Остальные смотрели молча, и только Найденыш спросил о том, что беспокоило остальных:
– И при чем же здесь покойный Унгер Гроссер?
– В том-то и дело, – подался вперед господин Йоге, заговорщицки снизив голос. – В том-то и дело, добрые господа. Когда фон Вассерберг пытался заполучить Флосса, то Альтеной четверо его людей гуляли.
– И Гроссер был одним из них, – даже пристукнул кружкой Ольц.

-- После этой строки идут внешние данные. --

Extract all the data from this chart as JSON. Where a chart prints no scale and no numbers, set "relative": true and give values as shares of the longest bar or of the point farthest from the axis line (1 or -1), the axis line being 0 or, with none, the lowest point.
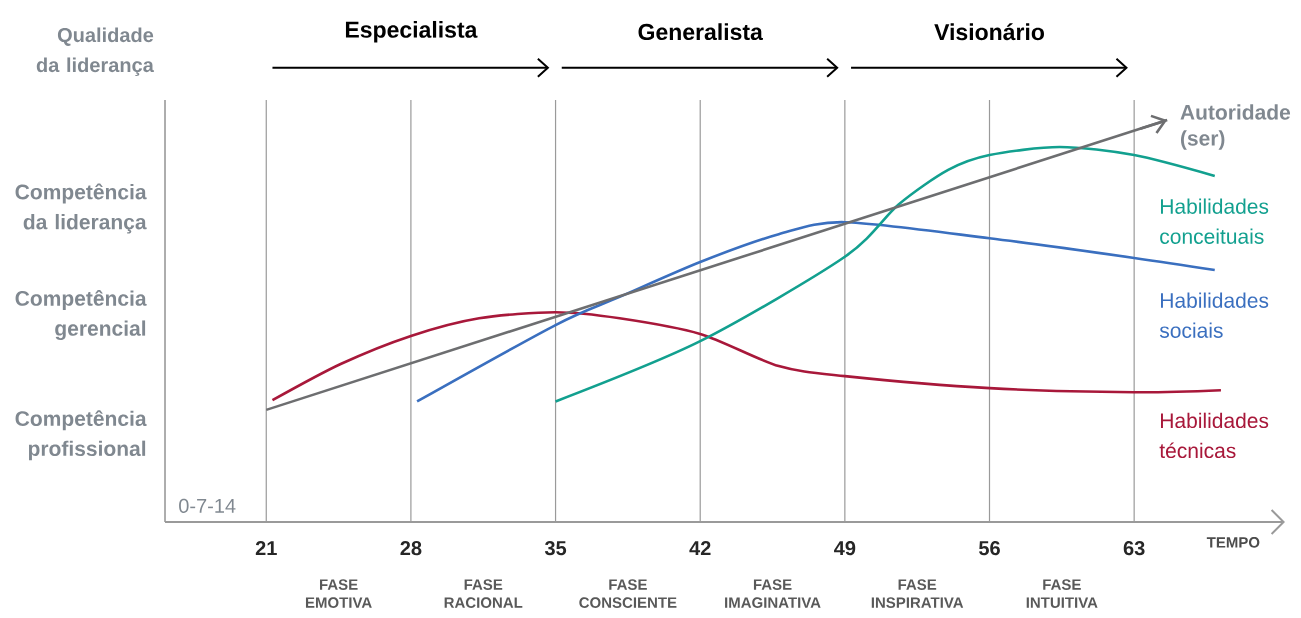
{
  "chart_data": {
    "type": "line",
    "relative": true,
    "ylabel": "Qualidade da liderança",
    "xlabel": "TEMPO",
    "xlim": [
      16.1,
      70.3
    ],
    "xticks": [
      21,
      28,
      35,
      42,
      49,
      56,
      63
    ],
    "grid": "x",
    "annotations": [
      "Especialista",
      "Generalista",
      "Visionário",
      "Competência profissional",
      "Competência gerencial",
      "Competência da liderança",
      "0-7-14",
      "FASE EMOTIVA",
      "FASE RACIONAL",
      "FASE CONSCIENTE",
      "FASE IMAGINATIVA",
      "FASE INSPIRATIVA",
      "FASE INTUITIVA"
    ],
    "series": [
      {
        "name": "Habilidades técnicas",
        "color": "#a8183a",
        "x": [
          21.3,
          24.6,
          28,
          31.3,
          35,
          38.1,
          42,
          45.8,
          49,
          56,
          63,
          67.2
        ],
        "values": [
          0.303,
          0.393,
          0.463,
          0.507,
          0.522,
          0.507,
          0.468,
          0.388,
          0.363,
          0.333,
          0.323,
          0.328
        ]
      },
      {
        "name": "Habilidades sociais",
        "color": "#3a6fbf",
        "x": [
          28.3,
          35,
          38.1,
          42,
          45.8,
          49,
          56,
          63,
          66.9
        ],
        "values": [
          0.3,
          0.49,
          0.56,
          0.647,
          0.716,
          0.746,
          0.706,
          0.657,
          0.627
        ]
      },
      {
        "name": "Habilidades conceituais",
        "color": "#12a08f",
        "x": [
          35,
          42,
          49,
          51.6,
          54,
          56,
          59.4,
          63,
          66.9
        ],
        "values": [
          0.3,
          0.45,
          0.66,
          0.79,
          0.876,
          0.913,
          0.933,
          0.913,
          0.861
        ]
      },
      {
        "name": "Autoridade (ser)",
        "color": "#6d6e70",
        "x": [
          21,
          64.6
        ],
        "values": [
          0.279,
          1.0
        ]
      }
    ]
  }
}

Кабатчик кивнул, потупясь.
– Но кто же тогда остальные трое? – спросил вдруг, не поднимая глаз над тарелкой со своим хлебовом, Хуго Долленкопфиус.
Махоня снова вздрогнул и выругался про себя, кляня чернильную душонку последними словами. Одно утешало: Йоге, стоило писарчуку открыть рот, тоже чувствовал себя словно пескарь на сковороде.

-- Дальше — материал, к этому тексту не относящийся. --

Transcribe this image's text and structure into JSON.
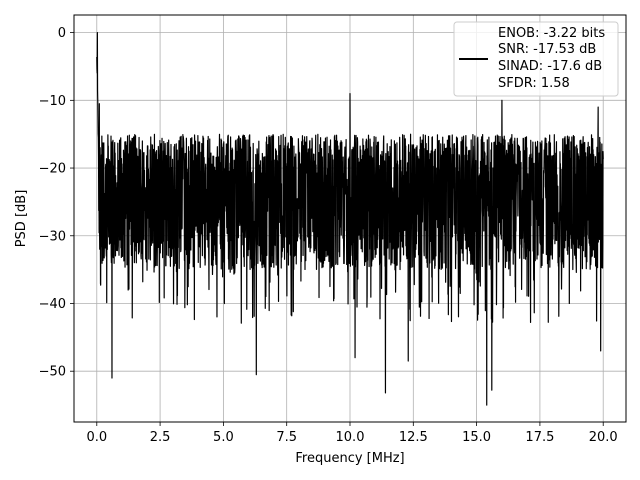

– А остальные трое, добрые господа, это Вольфганг Херцмиль, что нынче при войске господина барона, да двое из тех, что снова прибились к Альтене – но под новой властью уже…
– И зовут их Йоханн Клейст и Альберих Грумбах, – произнес задумчиво Дитрих – словно вывод из силлогизма сделав.
Рыжий, белый и черный глянули на него удивленно, корчмарь и вовсе распахнул рот и выкатил глаза, а Махоня чуть не рассмеялся от того, как сошлась вдруг история.
Так уж вышло, что к капитану Грумбаху Дитрих Найденыш пошел в одиночку. Ольц, купно с рыжебородым Херцером – чтобы маячил сзади и нагонял страх на честных обывателей Альтены, – остался в кабаке: допросить, кто что видел в злополучную ночь. Долленкопфиус, чернильная душонка, взялся порыться в уцелевших архивах магистрата, поискать, что найдется об исчезновении Курта Флосса и его семьи, – и прошелестел, глядя куда-то за Утера: хотел помочь? Помогай же.
А в «Три дуба» отправился Дитрих.
Махоня, шагая за писарем в сторону магистрата, некоторое время видел еще впереди выцветший кафтан Найденыша да выбеленный дождями и солнцем плащ его. Потом Долленкопфиус свернул, и ведьмобой пропал с глаз.
Магистрату Альтены не зазорно было б и во Франкфурте стоять: с острой крышей, башенками, резьбой и статуями. Двери высотой в три человечьих роста. Правда, теперь магистрат был полуразрушен: когда «башмаки» вышибали из города баронских людей, отряд рейтаров обложили как раз здесь, за дубовыми дверьми. Пока же пытались их выдавить да прирезать, здание пожгли и завалили северную стену. Крыша там просела, и никто ее с тех пор не подновлял.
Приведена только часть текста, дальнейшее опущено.